Innovation is a National Imperative
Second, it harms U.S. innovation at a moment when innovation is a strategic necessity. Top universities are clusters of human capital, research, and early-stage financing. Even students who never wear a uniform can still be deeply patriotic, service-minded, and eager to work on difficult problems at the intersection of technology and national security.
At Harvard, that ecosystem is thriving. The annual Technology and National Security Conference, run by Harvard and MIT students, brings builders, operators, investors, government leaders, and academics into the same room to talk about real defense and security challenges. Programs like the Q Lab at the Harvard Kennedy School put innovators and decision makers invested in national security in the same room. Shield AI, founded by an HBS veteran, is one of the most successful and innovative defense companies of the last decade.

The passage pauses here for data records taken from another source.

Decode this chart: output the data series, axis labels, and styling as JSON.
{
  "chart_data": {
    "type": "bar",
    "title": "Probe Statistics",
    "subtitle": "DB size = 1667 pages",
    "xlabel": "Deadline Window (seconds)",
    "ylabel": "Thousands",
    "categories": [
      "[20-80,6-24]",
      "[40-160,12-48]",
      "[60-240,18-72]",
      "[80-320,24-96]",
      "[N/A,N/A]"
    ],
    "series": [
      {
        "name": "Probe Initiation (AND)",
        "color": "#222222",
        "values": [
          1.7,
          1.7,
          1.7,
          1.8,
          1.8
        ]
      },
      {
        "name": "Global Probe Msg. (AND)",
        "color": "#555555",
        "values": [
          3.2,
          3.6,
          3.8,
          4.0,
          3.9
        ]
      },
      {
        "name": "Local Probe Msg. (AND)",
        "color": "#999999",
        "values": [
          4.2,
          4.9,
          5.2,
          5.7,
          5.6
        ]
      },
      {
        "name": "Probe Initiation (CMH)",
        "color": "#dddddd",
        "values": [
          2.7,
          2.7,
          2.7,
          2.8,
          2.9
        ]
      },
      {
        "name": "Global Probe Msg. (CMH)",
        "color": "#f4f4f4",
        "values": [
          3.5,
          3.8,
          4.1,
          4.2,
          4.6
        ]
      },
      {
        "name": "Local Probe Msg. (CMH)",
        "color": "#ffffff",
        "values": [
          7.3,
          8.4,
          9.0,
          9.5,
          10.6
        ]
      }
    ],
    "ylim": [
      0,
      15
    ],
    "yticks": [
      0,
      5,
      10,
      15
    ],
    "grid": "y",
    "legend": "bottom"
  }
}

You don’t have to believe every defense tech startup is good to see the strategic point. Modern deterrence and battlefield effectiveness increasingly depend on software, autonomy, sensing, and rapid iteration. If the Pentagon walls itself off from major centers of research and talent on ideological grounds, it doesn’t just punish Harvard. It limits its own access to the ecosystem that can produce world-class innovation at a time when the United States can least afford self-inflicted constraints.
The reverse is also true. If elite academic institutions treat the military as a stereotype, they will produce graduates less fluent in implementation, tradeoffs, and the cost of policy. Neither side benefits, and most importantly, the country doesn’t.
Guardrails, not Barriers
A serious democracy should debate the use of force. It should ask hard questions about strategy, ethics, civilian harm, procurement waste, secrecy, and civil liberties. But severing contact is not the same thing as accountability. We can demand standards and guardrails while keeping open the channels that make democratic control real. Channels where civilians and service members learn each other’s language and perspective, and where disagreement doesn’t metastasize into mutual contempt.
The most damaging civil-military gaps don’t appear overnight; they accumulate. They manifest slowly as mistrust, policy failure, and a politics that treats both the armed forces and civilian institutions as either icons or enemies, but never as fellow citizens.
My father’s story is only one example of what can be built when those channels stay open. We should be more hopeful, and more determined, about reopening them.
The views expressed in this article are those of the author alone.

Isaac Hendrik Kim (MBA ‘26) grew up as an Army brat. He graduated from the United States Military Academy at West Point in 2016 with a degree in Foreign Area Studies. Prior to HBS, he served as an Army Aviation Officer and UH-60 Black Hawk pilot. He enjoys spending his free time with his wife Kristina and their beagle, Goofy.